CISA, the US Cybersecurity and Infrastructure Security Agency, has issued a new warning that cybercriminals and state-backed hacking groups are using spyware to compromise smartphones belonging to users of popular encrypted messaging apps such as Signal, WhatsApp, and Telegram.
In an advisory released this week, CISA warns that malicious hackers are not trying to crack the end-to-end encryption used by the apps directly to secure conversations, but are instead targeting the devices themselves.
According to CISA, attackers are increasingly using a variety of techniques and technical exploits to compromise a victim’s phone, and then access the messages they have sent and received.
Techniques used by attackers, the advisory explains, include fooling users into scanning fake QR codes that secretly connect their messaging account to a device under the control of an attacker, or updates that appear legitimate but actually deliver spyware.
The most worrying and sophisticated type of attack involves exploiting “zero click” vulnerabilities that can allow a phone to be infected simply by receiving a specially-crafted malformed image or file, without the victim having to tap on anything.
Sadly, although end-to-end encryption can secure messages on their journey between two devices, and prevents snooping by anyone intercepting the communication, it offers practically no protection on the devices themselves.
Messages can be read before they are encrypted or after they are decrypted. In addition, files, photos, contacts, call history and location data can also be accessed from a compromised phone.
CISA says that it has seen evidence that hackers targeting the users of encrypted messaging apps are focusing on “high-value” targets such as those working in politics, the government, and the military. However, it notes that other organisations and individuals across the United States, Middle East, and Europe have become the subject of such attacks.
The attacks often take advantage of commercial spyware, explains CISA.
“CISA is aware of multiple cyber threat actors actively leveraging commercial spyware to target users of mobile messaging applications,” the agency said in its advisory. “These cyber actors use sophisticated targeting and social engineering techniques to deliver spyware and gain unauthorized access to a victim’s messaging app, facilitating the deployment of additional malicious payloads that can further compromise the victim’s mobile device.”

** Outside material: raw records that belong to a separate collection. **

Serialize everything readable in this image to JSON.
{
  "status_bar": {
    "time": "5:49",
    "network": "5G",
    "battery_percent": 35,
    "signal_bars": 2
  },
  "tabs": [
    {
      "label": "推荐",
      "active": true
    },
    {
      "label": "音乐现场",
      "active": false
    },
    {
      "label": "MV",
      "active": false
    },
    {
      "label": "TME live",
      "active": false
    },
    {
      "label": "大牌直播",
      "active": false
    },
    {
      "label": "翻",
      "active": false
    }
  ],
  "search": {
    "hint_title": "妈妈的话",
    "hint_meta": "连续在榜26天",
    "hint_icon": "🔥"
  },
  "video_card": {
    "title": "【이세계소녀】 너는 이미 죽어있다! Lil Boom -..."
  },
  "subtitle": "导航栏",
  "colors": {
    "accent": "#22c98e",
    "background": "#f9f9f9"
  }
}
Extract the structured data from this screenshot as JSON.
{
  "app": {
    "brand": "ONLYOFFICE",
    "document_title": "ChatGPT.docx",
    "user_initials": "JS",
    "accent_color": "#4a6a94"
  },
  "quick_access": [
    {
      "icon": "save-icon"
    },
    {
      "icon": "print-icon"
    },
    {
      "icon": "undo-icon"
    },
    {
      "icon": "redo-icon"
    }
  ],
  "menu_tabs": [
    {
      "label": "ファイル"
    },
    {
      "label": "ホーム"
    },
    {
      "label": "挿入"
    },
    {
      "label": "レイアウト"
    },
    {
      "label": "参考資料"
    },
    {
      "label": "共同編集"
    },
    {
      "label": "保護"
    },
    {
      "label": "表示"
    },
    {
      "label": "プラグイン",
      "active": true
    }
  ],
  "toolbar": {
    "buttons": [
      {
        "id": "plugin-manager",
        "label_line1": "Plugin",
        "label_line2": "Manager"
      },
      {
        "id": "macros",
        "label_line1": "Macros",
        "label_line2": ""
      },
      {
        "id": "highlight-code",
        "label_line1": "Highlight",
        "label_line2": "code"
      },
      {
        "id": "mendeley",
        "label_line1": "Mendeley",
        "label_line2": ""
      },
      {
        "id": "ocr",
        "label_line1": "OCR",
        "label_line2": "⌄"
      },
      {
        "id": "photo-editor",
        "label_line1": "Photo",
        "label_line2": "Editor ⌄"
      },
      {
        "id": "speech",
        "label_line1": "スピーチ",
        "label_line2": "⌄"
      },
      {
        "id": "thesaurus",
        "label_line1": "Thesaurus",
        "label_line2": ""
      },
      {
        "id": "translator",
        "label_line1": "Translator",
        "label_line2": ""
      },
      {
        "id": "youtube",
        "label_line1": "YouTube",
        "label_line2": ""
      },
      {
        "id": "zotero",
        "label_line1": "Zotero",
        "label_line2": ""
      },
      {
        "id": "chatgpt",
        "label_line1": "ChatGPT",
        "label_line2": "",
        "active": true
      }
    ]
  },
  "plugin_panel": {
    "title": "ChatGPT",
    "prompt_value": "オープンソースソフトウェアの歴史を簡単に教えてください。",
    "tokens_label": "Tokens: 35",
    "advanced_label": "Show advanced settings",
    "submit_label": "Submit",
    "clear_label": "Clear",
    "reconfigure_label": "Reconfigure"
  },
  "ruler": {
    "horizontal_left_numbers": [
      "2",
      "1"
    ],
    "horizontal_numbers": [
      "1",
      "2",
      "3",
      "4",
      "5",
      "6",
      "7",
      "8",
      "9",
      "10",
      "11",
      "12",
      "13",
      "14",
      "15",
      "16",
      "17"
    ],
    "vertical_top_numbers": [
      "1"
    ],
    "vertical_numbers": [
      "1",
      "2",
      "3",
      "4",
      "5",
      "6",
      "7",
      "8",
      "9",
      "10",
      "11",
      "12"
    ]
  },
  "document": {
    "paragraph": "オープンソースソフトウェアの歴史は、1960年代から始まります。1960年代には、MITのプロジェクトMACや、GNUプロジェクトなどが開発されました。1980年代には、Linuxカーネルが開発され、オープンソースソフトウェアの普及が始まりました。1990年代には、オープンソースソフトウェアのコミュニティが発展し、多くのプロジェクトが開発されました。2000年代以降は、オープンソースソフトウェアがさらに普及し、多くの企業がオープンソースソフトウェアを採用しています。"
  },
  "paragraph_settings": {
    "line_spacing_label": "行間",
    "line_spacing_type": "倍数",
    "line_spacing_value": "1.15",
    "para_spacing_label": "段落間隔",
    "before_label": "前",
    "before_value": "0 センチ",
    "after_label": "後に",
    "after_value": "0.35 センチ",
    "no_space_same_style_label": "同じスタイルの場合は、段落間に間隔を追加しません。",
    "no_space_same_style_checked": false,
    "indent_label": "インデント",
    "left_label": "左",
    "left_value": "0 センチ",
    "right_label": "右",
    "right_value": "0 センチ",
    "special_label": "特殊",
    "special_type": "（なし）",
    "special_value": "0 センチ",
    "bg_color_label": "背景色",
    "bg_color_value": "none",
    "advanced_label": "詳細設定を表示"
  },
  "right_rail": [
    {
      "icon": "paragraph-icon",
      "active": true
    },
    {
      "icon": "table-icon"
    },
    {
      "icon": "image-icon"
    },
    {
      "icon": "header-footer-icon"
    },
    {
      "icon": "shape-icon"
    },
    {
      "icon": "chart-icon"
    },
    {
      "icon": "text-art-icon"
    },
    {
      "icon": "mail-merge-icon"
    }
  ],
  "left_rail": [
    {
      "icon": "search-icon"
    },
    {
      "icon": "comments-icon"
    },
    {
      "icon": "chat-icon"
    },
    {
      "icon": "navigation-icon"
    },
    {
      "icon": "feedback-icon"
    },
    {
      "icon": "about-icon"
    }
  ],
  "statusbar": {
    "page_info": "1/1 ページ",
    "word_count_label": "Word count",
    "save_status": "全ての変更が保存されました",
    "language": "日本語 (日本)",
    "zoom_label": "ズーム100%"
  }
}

Earlier this month, researchers at Palo Alto Networks shared details of a previously unknown commercial-grade spyware called Landfall that exploited a vulnerability in Samsung’s Android image processing library.
The vulnerability was patched by Samsung in April 2025, but not before in-the-wild attacks saw the exploit triggered automatically upon receipt of a malformed image via messaging apps like WhatsApp. The attacks allowed hackers to spy on target’s location, photos, call logs, messages, and even activate their microphone.
Meanwhile, in February 2025, Google threat researchers reported on how Russian-linked hacking groups had attempted to spy on Signal users by tricking users into linking their accounts with devices controlled by hackers. If victims fell for the ruse any future messages they sent or received via Signal would be delivered in real-time directly to eavesdroppers, without any need to fully compromise their smartphones.
CISA urges users to take steps to keep their devices secure, including ensuring that they phones and apps are kept updated against security flaws, and to avoid installing apps from unofficial websites or via links sent through messages.
The agency also warned that even messages or files that appear to come from friends or colleagues may not be trustworthy if those accounts have themselves already been compromised.